Tuesday, May 7, 2024

White paper cites role of corporate venture building in business innovation

The Embiggen Group has released a white paper explaining the power of corporate venture building (CVB) as an organic growth strategy that empowers corporations to capture exponential long-term growth.

The paper, titled “Corporate Venture Building: The Next Era of Corporate Innovation”, was released this month.

Embiggen is a corporate venturing group that partners with organizations to build, scale, and invest in new digital ventures at startup speed through CVB and venture capital-as-a-service (VCaaS).

“Mergers and acquisitions, venture capital and corporate venture building all involve a significant investment from a venturing organization. But historically, corporate venture building has provided greater returns than M&A and venture capital. This is what makes venture building the most efficient choice amongst the three growth strategies,” Rolan Marco Garcia, Embiggen founding CEO and managing partner, said.

Also known as new business building, CVB is an innovation strategy where corporations build new ventures in markets and industries that their core business doesn’t currently operate in or service.

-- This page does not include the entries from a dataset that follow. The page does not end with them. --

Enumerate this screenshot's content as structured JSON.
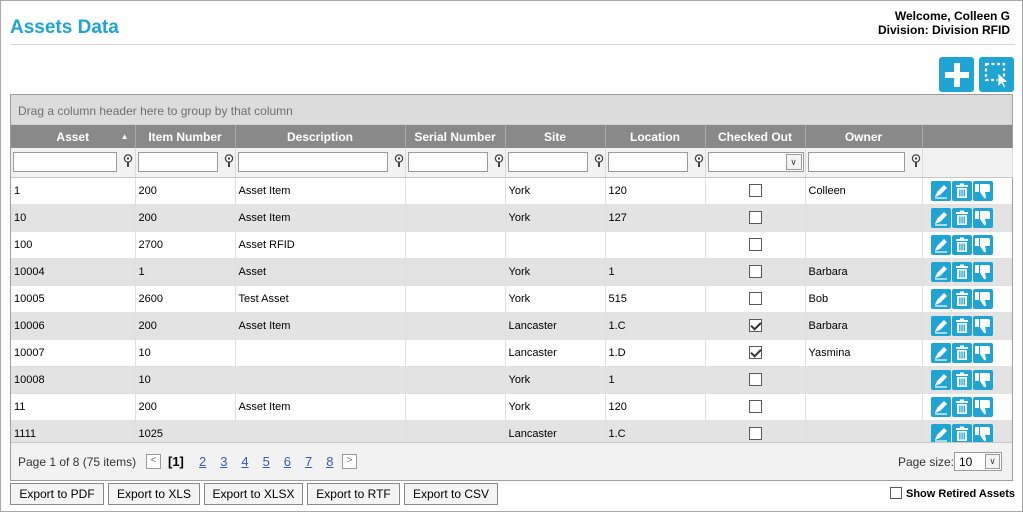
{
  "header": {
    "title": "Assets Data",
    "welcome": "Welcome, Colleen G",
    "division": "Division: Division RFID"
  },
  "toolbar": {
    "add_icon": "plus-icon",
    "select_icon": "selection-cursor-icon"
  },
  "grid": {
    "group_panel": "Drag a column header here to group by that column",
    "columns": [
      "Asset",
      "Item Number",
      "Description",
      "Serial Number",
      "Site",
      "Location",
      "Checked Out",
      "Owner"
    ],
    "sort_indicator": "▲",
    "rows": [
      {
        "asset": "1",
        "item": "200",
        "desc": "Asset Item",
        "serial": "",
        "site": "York",
        "location": "120",
        "checked": false,
        "owner": "Colleen"
      },
      {
        "asset": "10",
        "item": "200",
        "desc": "Asset Item",
        "serial": "",
        "site": "York",
        "location": "127",
        "checked": false,
        "owner": ""
      },
      {
        "asset": "100",
        "item": "2700",
        "desc": "Asset RFID",
        "serial": "",
        "site": "",
        "location": "",
        "checked": false,
        "owner": ""
      },
      {
        "asset": "10004",
        "item": "1",
        "desc": "Asset",
        "serial": "",
        "site": "York",
        "location": "1",
        "checked": false,
        "owner": "Barbara"
      },
      {
        "asset": "10005",
        "item": "2600",
        "desc": "Test Asset",
        "serial": "",
        "site": "York",
        "location": "515",
        "checked": false,
        "owner": "Bob"
      },
      {
        "asset": "10006",
        "item": "200",
        "desc": "Asset Item",
        "serial": "",
        "site": "Lancaster",
        "location": "1.C",
        "checked": true,
        "owner": "Barbara"
      },
      {
        "asset": "10007",
        "item": "10",
        "desc": "",
        "serial": "",
        "site": "Lancaster",
        "location": "1.D",
        "checked": true,
        "owner": "Yasmina"
      },
      {
        "asset": "10008",
        "item": "10",
        "desc": "",
        "serial": "",
        "site": "York",
        "location": "1",
        "checked": false,
        "owner": ""
      },
      {
        "asset": "11",
        "item": "200",
        "desc": "Asset Item",
        "serial": "",
        "site": "York",
        "location": "120",
        "checked": false,
        "owner": ""
      },
      {
        "asset": "1111",
        "item": "1025",
        "desc": "",
        "serial": "",
        "site": "Lancaster",
        "location": "1.C",
        "checked": false,
        "owner": ""
      }
    ],
    "row_actions": [
      "edit-icon",
      "delete-icon",
      "retire-icon"
    ]
  },
  "pager": {
    "summary": "Page 1 of 8 (75 items)",
    "prev": "<",
    "next": ">",
    "current": "[1]",
    "pages": [
      "2",
      "3",
      "4",
      "5",
      "6",
      "7",
      "8"
    ],
    "page_size_label": "Page size:",
    "page_size": "10"
  },
  "export": {
    "pdf": "Export to PDF",
    "xls": "Export to XLS",
    "xlsx": "Export to XLSX",
    "rtf": "Export to RTF",
    "csv": "Export to CSV"
  },
  "show_retired": {
    "label": "Show Retired Assets",
    "checked": false
  },
  "colors": {
    "accent": "#1fa4d3",
    "header_bg": "#898989",
    "alt_row": "#e3e3e3"
  }
}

Newly built ventures create new revenue streams for an organization while operating independently of the core business. They also allow corporations to access untapped markets, cater to consumers’ unsolved problems, and diversify their offerings.

“Research has shown that corporate-backed and built startups have a one in eight chance of succeeding. This success rate is significantly greater than the one in five hundred success rate of typical startups,” Garcia said.

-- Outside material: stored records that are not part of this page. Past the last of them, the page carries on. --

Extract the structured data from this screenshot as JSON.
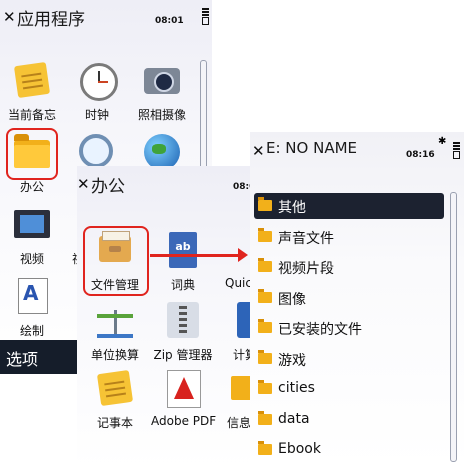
{
  "screens": {
    "apps": {
      "title": "应用程序",
      "time": "08:01",
      "tiles": [
        {
          "label": "当前备忘"
        },
        {
          "label": "时钟"
        },
        {
          "label": "照相摄像"
        },
        {
          "label": "办公"
        },
        {
          "label": ""
        },
        {
          "label": ""
        },
        {
          "label": "视频"
        },
        {
          "label": "视"
        },
        {
          "label": "绘制"
        }
      ],
      "softkey_left": "选项"
    },
    "office": {
      "title": "办公",
      "time": "08:0",
      "tiles": [
        {
          "label": "文件管理"
        },
        {
          "label": "词典"
        },
        {
          "label": "Quick"
        },
        {
          "label": "单位换算"
        },
        {
          "label": "Zip 管理器"
        },
        {
          "label": "计算"
        },
        {
          "label": "记事本"
        },
        {
          "label": "Adobe PDF"
        },
        {
          "label": "信息"
        }
      ]
    },
    "file_manager": {
      "title": "E: NO NAME",
      "time": "08:16",
      "folders": [
        {
          "name": "其他",
          "selected": true
        },
        {
          "name": "声音文件",
          "selected": false
        },
        {
          "name": "视频片段",
          "selected": false
        },
        {
          "name": "图像",
          "selected": false
        },
        {
          "name": "已安装的文件",
          "selected": false
        },
        {
          "name": "游戏",
          "selected": false
        },
        {
          "name": "cities",
          "selected": false
        },
        {
          "name": "data",
          "selected": false
        },
        {
          "name": "Ebook",
          "selected": false
        }
      ]
    }
  },
  "colors": {
    "highlight": "#e0241e",
    "selected_row": "#1c2230",
    "softkey_bar": "#151d2a",
    "folder": "#f2b01a"
  }
}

The paper further quoted a McKinsey & Co. study which revealed that most business leaders predict around half of their company’s revenues will come from currently undeveloped products, services, or businesses by 2026.

It is then no wonder why eight of the ten largest companies in the world are serial venture builders, having built and launched at least five  new ventures each in the last two decades, the paper said.

CVB owes this success rate to the combination of the vast resources, highly skilled talent, and wide network that corporations possess with the agile mindset of startups. The white paper goes into more detail about the rationale for diving into CVB and the other benefits CVB brings to corporations.